Even back in the early 80s American TV was turning out excellent fantasy and Manimal is no exception. Following the character of Jonathan Chase, an NYU professor of animal behavioral sciences who can transform into any animal at will. Think of it as an 80s version of Animorph!
The Phoenix (1982)
This alien-centric sci-fi show is one of the most bold and impressive of all the 80s shows. This was one of those programs that was a little bit too ahead of its time, but has developed a cult following in the years since it finished airing. It had a mix of many different influences, and this could have worked to its detriment.
Private Eye (1987-88)
Set in 1950s Hollywood, Private Eye is known specifically for featuring Bill Sadler, and a young Josh Brolin in its cast. One of those throwback shows, Private Eye paid homage to the hard-boiled detective, but, considering the pilot alone cost $6.5 million to film, it’s clear to see where the issues were going to come from.
The Renegades (1983)
This ABC crime drama series starred a young Patrick Swayze in an early TV role, with a storyline that featured a young street gang given the choice between working undercover for the police, or going to jail. The show might have been a bit of a rip-off of Mod Squad, but it was heaps of fun.
Street Hawk (1985)
Street Hawk’s failure is surprising due to its cool superhero/crimefighting-centric storyline, as well as the fact that teen idol Rex Smith starred in the lead role. The lawless vigilante aspect of the show was particularly interesting, and the show was released on DVD in 2010.
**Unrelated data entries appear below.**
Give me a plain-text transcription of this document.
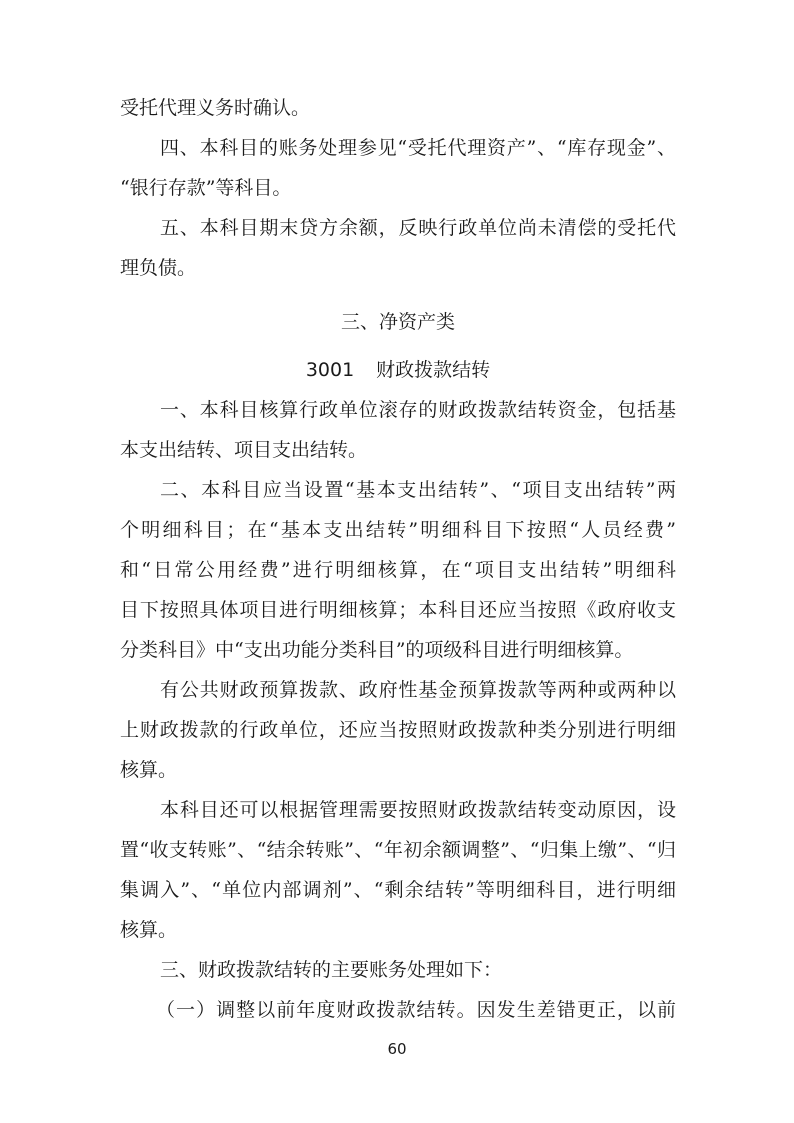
受托代理义务时确认。
四、本科目的账务处理参见“受托代理资产”、“库存现金”、
“银行存款”等科目。
五、本科目期末贷方余额，反映行政单位尚未清偿的受托代
理负债。
三、净资产类
3001 财政拨款结转
一、本科目核算行政单位滚存的财政拨款结转资金，包括基
本支出结转、项目支出结转。
二、本科目应当设置“基本支出结转”、“项目支出结转”两
个明细科目；在“基本支出结转”明细科目下按照“人员经费”
和“日常公用经费”进行明细核算，在“项目支出结转”明细科
目下按照具体项目进行明细核算；本科目还应当按照《政府收支
分类科目》中“支出功能分类科目”的项级科目进行明细核算。
有公共财政预算拨款、政府性基金预算拨款等两种或两种以
上财政拨款的行政单位，还应当按照财政拨款种类分别进行明细
核算。
本科目还可以根据管理需要按照财政拨款结转变动原因，设
置“收支转账”、“结余转账”、“年初余额调整”、“归集上缴”、“归
集调入”、“单位内部调剂”、“剩余结转”等明细科目，进行明细
核算。
三、财政拨款结转的主要账务处理如下：
（一）调整以前年度财政拨款结转。因发生差错更正，以前
60
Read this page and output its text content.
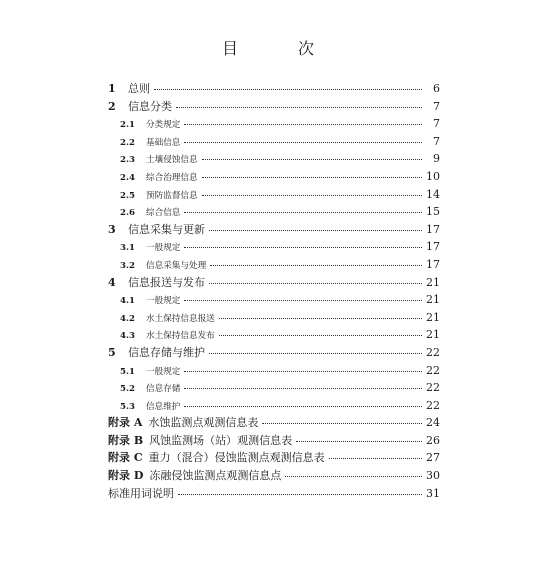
目　次
1	总则	6
2	信息分类	7
2.1	分类规定	7
2.2	基础信息	7
2.3	土壤侵蚀信息	9
2.4	综合治理信息	10
2.5	预防监督信息	14
2.6	综合信息	15
3	信息采集与更新	17
3.1	一般规定	17
3.2	信息采集与处理	17
4	信息报送与发布	21
4.1	一般规定	21
4.2	水土保持信息报送	21
4.3	水土保持信息发布	21
5	信息存储与维护	22
5.1	一般规定	22
5.2	信息存储	22
5.3	信息维护	22
附录 A 水蚀监测点观测信息表	24
附录 B 风蚀监测场（站）观测信息表	26
附录 C 重力（混合）侵蚀监测点观测信息表	27
附录 D 冻融侵蚀监测点观测信息点	30
标准用词说明	31
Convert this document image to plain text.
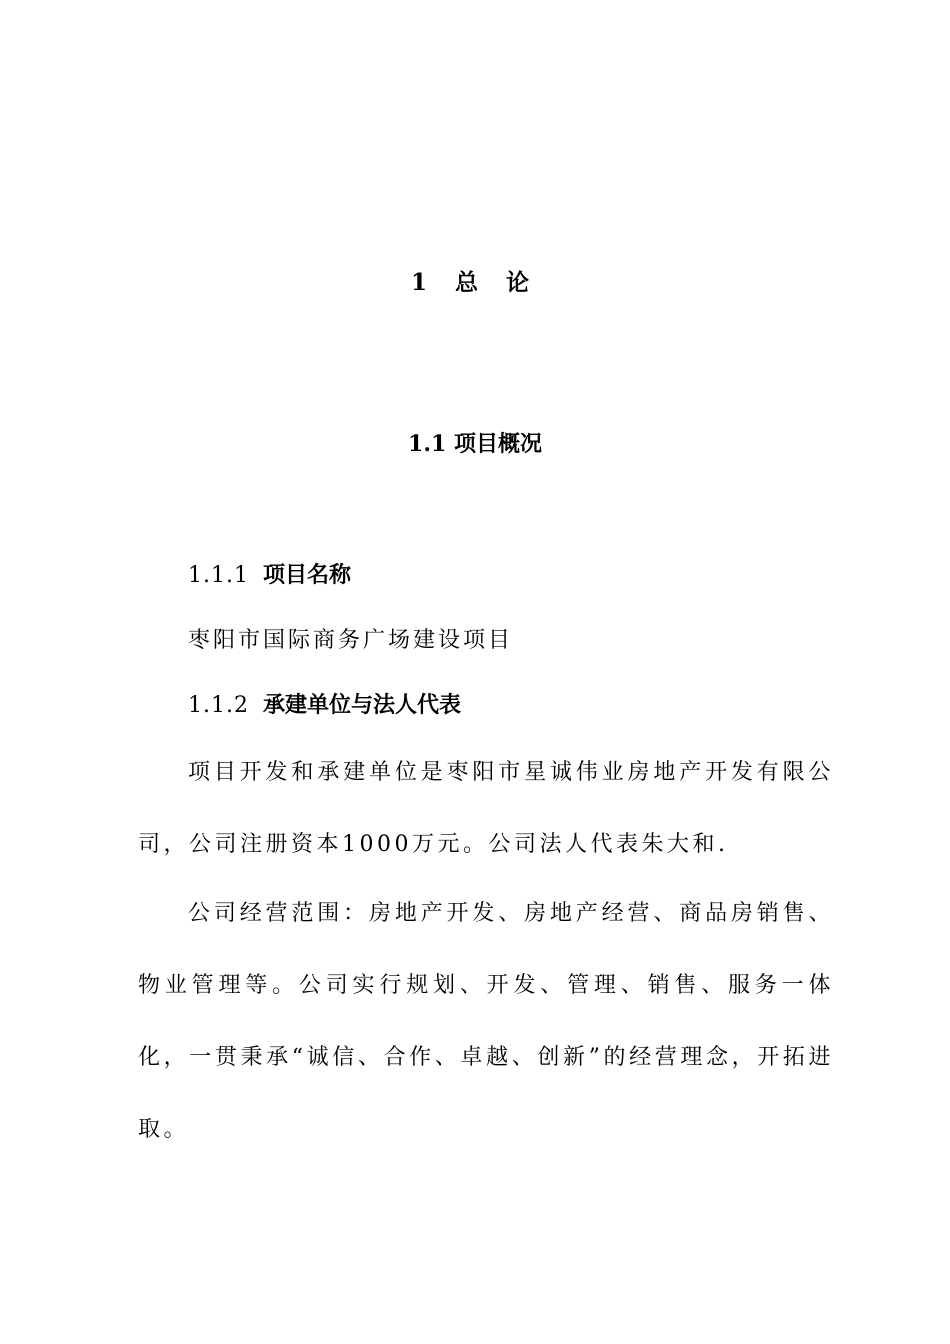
1 总 论
1.1 项目概况
1.1.1 项目名称
枣阳市国际商务广场建设项目
1.1.2 承建单位与法人代表

项目开发和承建单位是枣阳市星诚伟业房地产开发有限公司，公司注册资本1000万元。公司法人代表朱大和.

公司经营范围：房地产开发、房地产经营、商品房销售、物业管理等。公司实行规划、开发、管理、销售、服务一体化，一贯秉承“诚信、合作、卓越、创新”的经营理念，开拓进取。
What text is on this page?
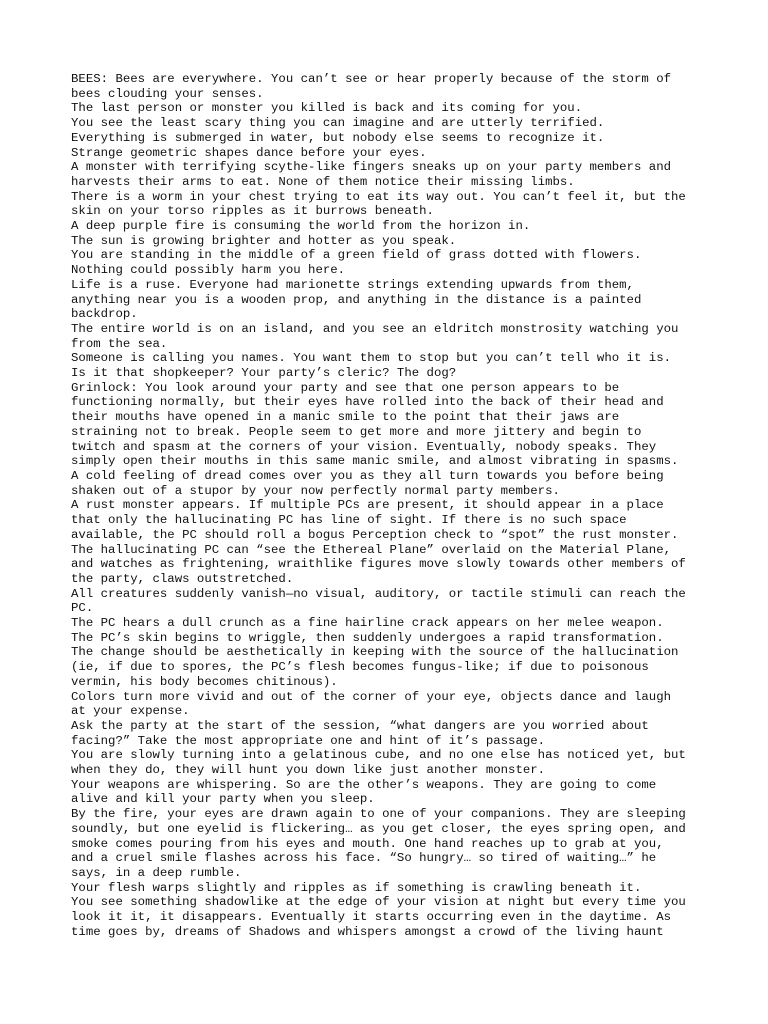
BEES: Bees are everywhere. You can’t see or hear properly because of the storm of
bees clouding your senses.

The last person or monster you killed is back and its coming for you.

You see the least scary thing you can imagine and are utterly terrified.

Everything is submerged in water, but nobody else seems to recognize it.

Strange geometric shapes dance before your eyes.

A monster with terrifying scythe-like fingers sneaks up on your party members and
harvests their arms to eat. None of them notice their missing limbs.

There is a worm in your chest trying to eat its way out. You can’t feel it, but the
skin on your torso ripples as it burrows beneath.

A deep purple fire is consuming the world from the horizon in.

The sun is growing brighter and hotter as you speak.

You are standing in the middle of a green field of grass dotted with flowers.
Nothing could possibly harm you here.

Life is a ruse. Everyone had marionette strings extending upwards from them,
anything near you is a wooden prop, and anything in the distance is a painted
backdrop.

The entire world is on an island, and you see an eldritch monstrosity watching you
from the sea.

Someone is calling you names. You want them to stop but you can’t tell who it is.
Is it that shopkeeper? Your party’s cleric? The dog?

Grinlock: You look around your party and see that one person appears to be
functioning normally, but their eyes have rolled into the back of their head and
their mouths have opened in a manic smile to the point that their jaws are
straining not to break. People seem to get more and more jittery and begin to
twitch and spasm at the corners of your vision. Eventually, nobody speaks. They
simply open their mouths in this same manic smile, and almost vibrating in spasms.
A cold feeling of dread comes over you as they all turn towards you before being
shaken out of a stupor by your now perfectly normal party members.

A rust monster appears. If multiple PCs are present, it should appear in a place
that only the hallucinating PC has line of sight. If there is no such space
available, the PC should roll a bogus Perception check to “spot” the rust monster.

The hallucinating PC can “see the Ethereal Plane” overlaid on the Material Plane,
and watches as frightening, wraithlike figures move slowly towards other members of
the party, claws outstretched.

All creatures suddenly vanish—no visual, auditory, or tactile stimuli can reach the
PC.

The PC hears a dull crunch as a fine hairline crack appears on her melee weapon.

The PC’s skin begins to wriggle, then suddenly undergoes a rapid transformation.
The change should be aesthetically in keeping with the source of the hallucination
(ie, if due to spores, the PC’s flesh becomes fungus-like; if due to poisonous
vermin, his body becomes chitinous).

Colors turn more vivid and out of the corner of your eye, objects dance and laugh
at your expense.

Ask the party at the start of the session, “what dangers are you worried about
facing?” Take the most appropriate one and hint of it’s passage.

You are slowly turning into a gelatinous cube, and no one else has noticed yet, but
when they do, they will hunt you down like just another monster.

Your weapons are whispering. So are the other’s weapons. They are going to come
alive and kill your party when you sleep.

By the fire, your eyes are drawn again to one of your companions. They are sleeping
soundly, but one eyelid is flickering… as you get closer, the eyes spring open, and
smoke comes pouring from his eyes and mouth. One hand reaches up to grab at you,
and a cruel smile flashes across his face. “So hungry… so tired of waiting…” he
says, in a deep rumble.

Your flesh warps slightly and ripples as if something is crawling beneath it.

You see something shadowlike at the edge of your vision at night but every time you
look it it, it disappears. Eventually it starts occurring even in the daytime. As
time goes by, dreams of Shadows and whispers amongst a crowd of the living haunt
In many ways Unsub laid the groundwork for Criminal Minds, and was probably the first unofficial iteration of that show. Starring M. Emmett Walsh, Kent McCord and David Soul, this is definitely a show that is worth revisiting, but it’s not available on DVD yet.
Walking Tall (1981)
Walking Tall was the TV adaptation and continuation of the 1973 movie of the same name. It was based on real-life McNairy County Sheriff Buford Pusser, and featured the lawman facing off against different criminals every week. The show starred Bo Svenson, Walter Barnes, and Harold Sylvester.
Following the adventures of a genius American professor and inventor, who moonlights as a crime fighter, using his inventions for help, Q.E.D. was short-lived but a ton of fun. With a great cast, enjoyable story, and fun music, this is a show that deserved to last longer than it did.
Shows that feature time-travel story arcs tend to be fun and enjoyable, and this is one that borrows directly from sci-fi like Dr. Who and Quantum Leap. The great thing about Voyager was that it contained plenty of edutainment as well, so parents could show it to the kids too.
Misfits of Science (1985-86)
Sci-fi comedy-drama TV shows were not hugely commonplace at this time, which gave Misfits of Science both an advantage and a disadvantage. Featuring a young Courtney Cox, and focusing on a group of X-Men type misfits, this was a show well ahead of its time.
By today’s standards the puppet might look a bit rubbish, but back in the 80s, ALF was viewed as the real deal. The show was also one of the most popular and enjoyable on the air, and 4 seasons of snappy dialog, witty comebacks, and heartwarming stories, made this a firm favorite.